Importantly, this avoids outside developers learning OpenSpecimen APIs and writing custom programs. Writing programs need a lot of programming efforts, can be a maintenance overhead in the long run, and can be error-prone.
Overview
Notes/References
Refer to Reporting to learn how to create queries.
Refer to Query Results view on including columns and renaming column header names.
Refer to Scheduling Queries on how to schedule queries.
You can create different queries per participant, visit, specimens, etc. to control the data output.
Refer to https://openspecimen.atlassian.net/l/c/xi6pnzz0 on how to run the scheduled jobs and download the data output.
How to query for records that have been added/updated since the last run?
You may not want all data in every run.
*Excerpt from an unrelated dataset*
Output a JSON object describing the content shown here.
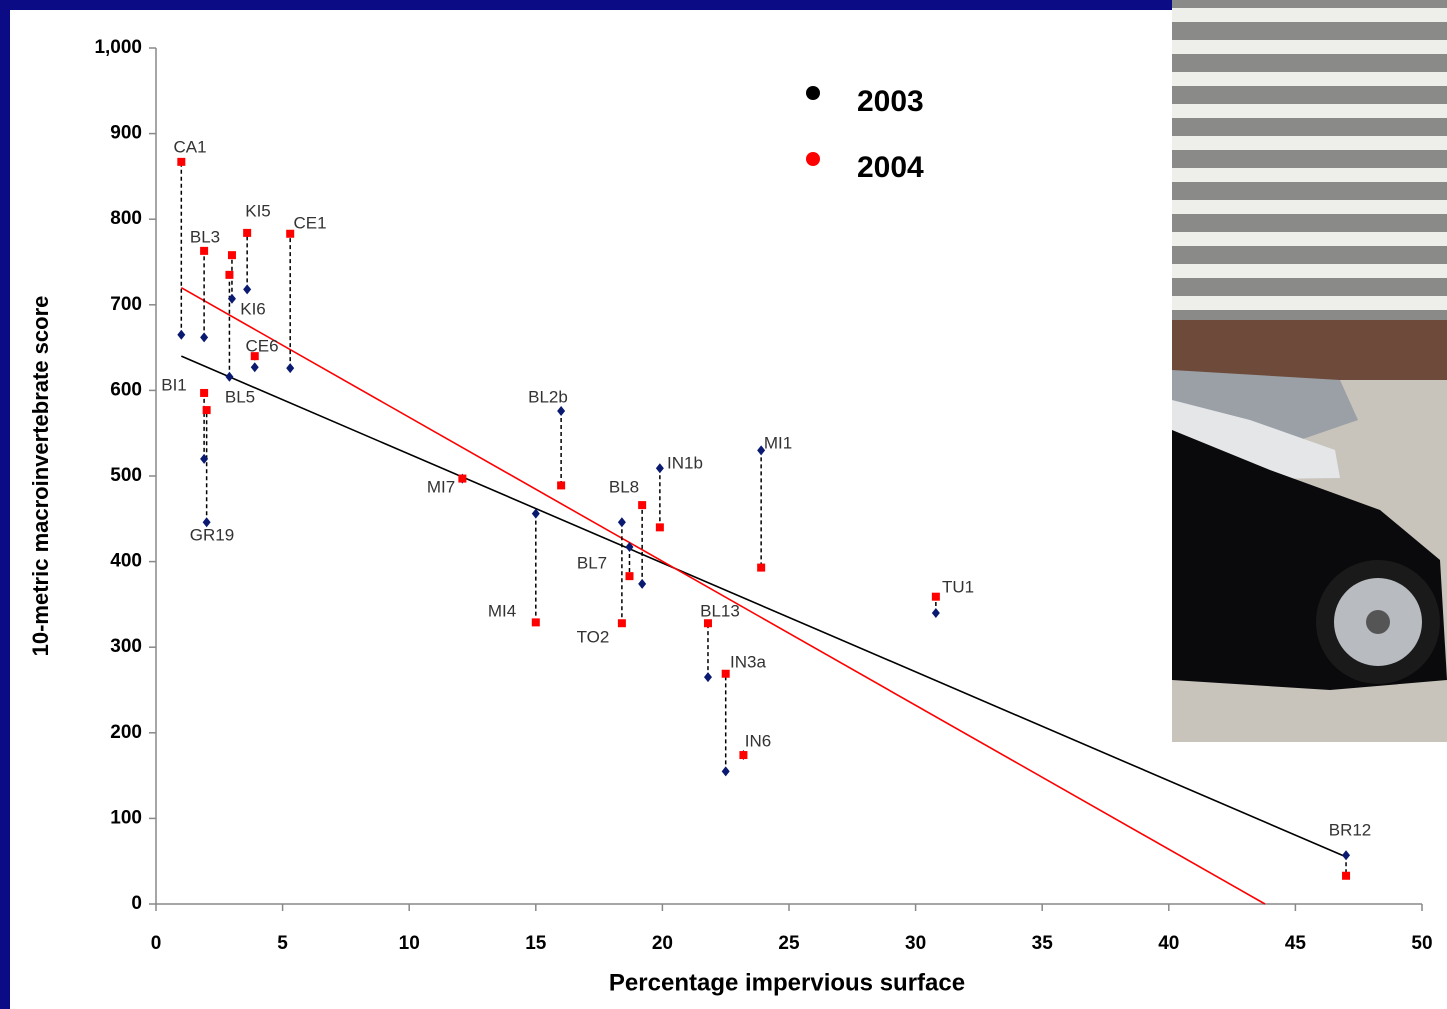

To pull only the data that has changed since the last query run, you can use the fields “Update Time” field within Participant, Visit, and Specimen objects in the query UI.
To retrieve specimens modified in the last 60 minutes, use the temporal filter given below:
minutes_between(current_date(), Specimen.updateTime) < 60
To retrieve visits modified in the last 24 hours:
minutes_between(current_date(), SpecimenCollectionGroup.updateTime) < 1440
To retrieve participants modified in the last one week (7 days):
minutes_between(current_date(), Participant.updateTime) < 10080
To retrieve participants modified in the last one month:
months_between(current_date(), Participant.updateTime) < 1